Chefe do Estado Maior do Exército do Afeganistão, General Sharif Yaftali, disse que, se o cessar-fogo o permitir, "pode ​​ser prorrogado"

O Afeganistão anunciou quinta-feira um cessar-fogo aparentemente unilateral com o Taleban para o Eid, o feriado que encerra o Ramadã, embora as operações contra outros grupos, incluindo o Estado Islâmico, continuem.

O cessar-fogo de uma semana, apoiado pelos EUA e que trará alívio a civis fatigados pela guerra, durará “do 27º dia do Ramadã até o quinto dia do Eid-al-Fitr”, afirmou o presidente Ashraf Ghani. conta oficial, indicando que poderia ocorrer de 12 a 19 de junho.

Não ficou claro se o Taleban concordaria com o cessar-fogo, o primeiro durante o Eid desde a invasão americana em 2001.

“Estamos checando nossas autoridades quanto ao anúncio do cessar-fogo”, disse o porta-voz do Talibã, Zabihullah Mujahid, à AFP.

A declaração surpresa vem na esteira de uma fatwa emitida pelos principais clérigos do Afeganistão, que denunciavam os ataques suicidas “haram”, ou proibidos, e depois que o Pentágono anunciou que altos oficiais do Taleban estavam negociando com as autoridades afegãs um possível cessar-fogo.

Quase 17 anos depois de terem sido retirados do poder, os talibãs estão ressurgindo, com as forças afegãs – que assumiram a liderança no conflito desde que as tropas de combate da Otan saíram em 2014 – lutando para contê-las, enquanto os civis pagam um preço desproporcional a luta.

“O governo afegão dirige todas as forças de segurança e defesa do país … para deter todos os ataques contra o Taleban, mas a operação continuará contra o Daesh (Estado Islâmico), a Al-Qaeda e outras redes terroristas internacionais”, afirmou. Ghani disse em um comunicado oficial.

Ghani acrescentou que mais detalhes sobre o cessar-fogo serão revelados durante uma “grande reunião” na próxima semana, mas não deu mais detalhes.

O vice-ministro de Assuntos Internos, general Akhtar Mohammad Ebrahimi, disse que se as forças de segurança forem atacadas durante o período do cessar-fogo, “suas forças de segurança e defesa responderão”.

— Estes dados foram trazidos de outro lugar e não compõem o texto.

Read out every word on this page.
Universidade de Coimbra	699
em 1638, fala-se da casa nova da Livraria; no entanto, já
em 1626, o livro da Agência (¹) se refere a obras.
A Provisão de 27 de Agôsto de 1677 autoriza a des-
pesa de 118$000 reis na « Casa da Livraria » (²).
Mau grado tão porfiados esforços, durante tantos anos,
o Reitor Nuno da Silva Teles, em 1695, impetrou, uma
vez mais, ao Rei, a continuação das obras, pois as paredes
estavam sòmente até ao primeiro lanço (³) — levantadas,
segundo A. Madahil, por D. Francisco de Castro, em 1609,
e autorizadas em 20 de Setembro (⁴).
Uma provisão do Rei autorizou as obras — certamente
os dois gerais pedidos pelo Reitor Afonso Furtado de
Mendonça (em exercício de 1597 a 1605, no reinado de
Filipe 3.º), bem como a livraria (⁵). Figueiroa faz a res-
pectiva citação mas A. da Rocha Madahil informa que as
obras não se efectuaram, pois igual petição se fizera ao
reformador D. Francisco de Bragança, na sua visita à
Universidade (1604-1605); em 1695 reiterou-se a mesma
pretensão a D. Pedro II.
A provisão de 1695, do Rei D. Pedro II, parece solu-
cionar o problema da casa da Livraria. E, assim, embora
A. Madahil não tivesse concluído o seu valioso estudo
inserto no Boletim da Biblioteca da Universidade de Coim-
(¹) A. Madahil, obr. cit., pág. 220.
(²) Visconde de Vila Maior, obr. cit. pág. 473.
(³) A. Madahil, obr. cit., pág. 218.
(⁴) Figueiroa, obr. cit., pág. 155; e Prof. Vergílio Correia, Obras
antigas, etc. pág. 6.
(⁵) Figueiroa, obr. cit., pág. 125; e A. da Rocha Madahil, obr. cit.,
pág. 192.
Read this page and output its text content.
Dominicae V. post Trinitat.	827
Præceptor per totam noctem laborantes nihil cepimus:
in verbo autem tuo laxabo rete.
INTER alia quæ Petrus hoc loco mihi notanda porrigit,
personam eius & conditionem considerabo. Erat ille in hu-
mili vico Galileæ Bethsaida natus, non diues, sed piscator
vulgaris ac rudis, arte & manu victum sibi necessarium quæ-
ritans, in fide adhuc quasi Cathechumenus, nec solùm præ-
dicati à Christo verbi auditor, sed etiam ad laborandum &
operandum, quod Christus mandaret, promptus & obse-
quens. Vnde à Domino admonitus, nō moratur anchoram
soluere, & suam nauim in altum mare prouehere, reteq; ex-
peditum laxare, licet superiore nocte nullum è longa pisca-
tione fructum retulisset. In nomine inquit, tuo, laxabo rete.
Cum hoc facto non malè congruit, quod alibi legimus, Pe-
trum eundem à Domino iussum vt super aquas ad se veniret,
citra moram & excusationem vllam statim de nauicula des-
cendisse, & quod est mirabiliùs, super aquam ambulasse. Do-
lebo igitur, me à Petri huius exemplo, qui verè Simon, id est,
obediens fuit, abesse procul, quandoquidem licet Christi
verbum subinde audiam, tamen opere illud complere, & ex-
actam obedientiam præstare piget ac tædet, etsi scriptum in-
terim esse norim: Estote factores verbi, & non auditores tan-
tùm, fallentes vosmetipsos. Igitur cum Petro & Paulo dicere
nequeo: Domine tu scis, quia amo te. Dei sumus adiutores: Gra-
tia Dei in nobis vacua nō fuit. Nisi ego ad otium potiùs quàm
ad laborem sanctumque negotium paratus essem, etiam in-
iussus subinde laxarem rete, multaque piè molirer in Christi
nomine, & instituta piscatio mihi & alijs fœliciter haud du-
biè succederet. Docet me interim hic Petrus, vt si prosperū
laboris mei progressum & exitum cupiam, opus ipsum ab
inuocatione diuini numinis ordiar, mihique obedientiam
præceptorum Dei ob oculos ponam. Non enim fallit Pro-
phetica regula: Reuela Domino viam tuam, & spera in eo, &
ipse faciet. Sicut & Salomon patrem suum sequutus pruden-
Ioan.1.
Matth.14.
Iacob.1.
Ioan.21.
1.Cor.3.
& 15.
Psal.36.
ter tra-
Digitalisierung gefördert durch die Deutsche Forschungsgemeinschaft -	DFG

O general Mohammad Sharif Yaftali, chefe do Estado-Maior do Exército, acrescentou que, se o cessar-fogo o permitir, “poderá ser prorrogado”.

Os EUA também vão “homenagear” o cessar-fogo, disseram as Forças dos EUA no Afeganistão em um comunicado, embora apoiem a estipulação de Ghani de que isso não se estenderia ao EI e a outros grupos.

“Vamos aderir aos desejos do Afeganistão para que o país desfrute de um final pacífico do mês sagrado islâmico do Ramadã e apóiem ​​a busca pelo fim do conflito”, disse o general John Nicholson, chefe das forças dos EUA e da Otan no Afeganistão. .

– ‘unilateral’ –

O secretário-geral da ONU, Antonio Guterres, pediu aos talibãs que observem o cessar-fogo e entrem em negociações de paz diretas com o governo afegão.

Ele pediu que o Taleban “retribua o cessar-fogo temporário e aceite a oferta de paz do presidente Ashraf Ghani para iniciar conversas diretas para acabar com o longo sofrimento do povo afegão”.

No mês passado, o Pentágono disse que as negociações de cessar-fogo com o Taleban estavam em andamento.

No entanto, os analistas estavam céticos quanto a qualquer resposta positiva, dizendo que o anúncio de Ghani parecia ser unilateral.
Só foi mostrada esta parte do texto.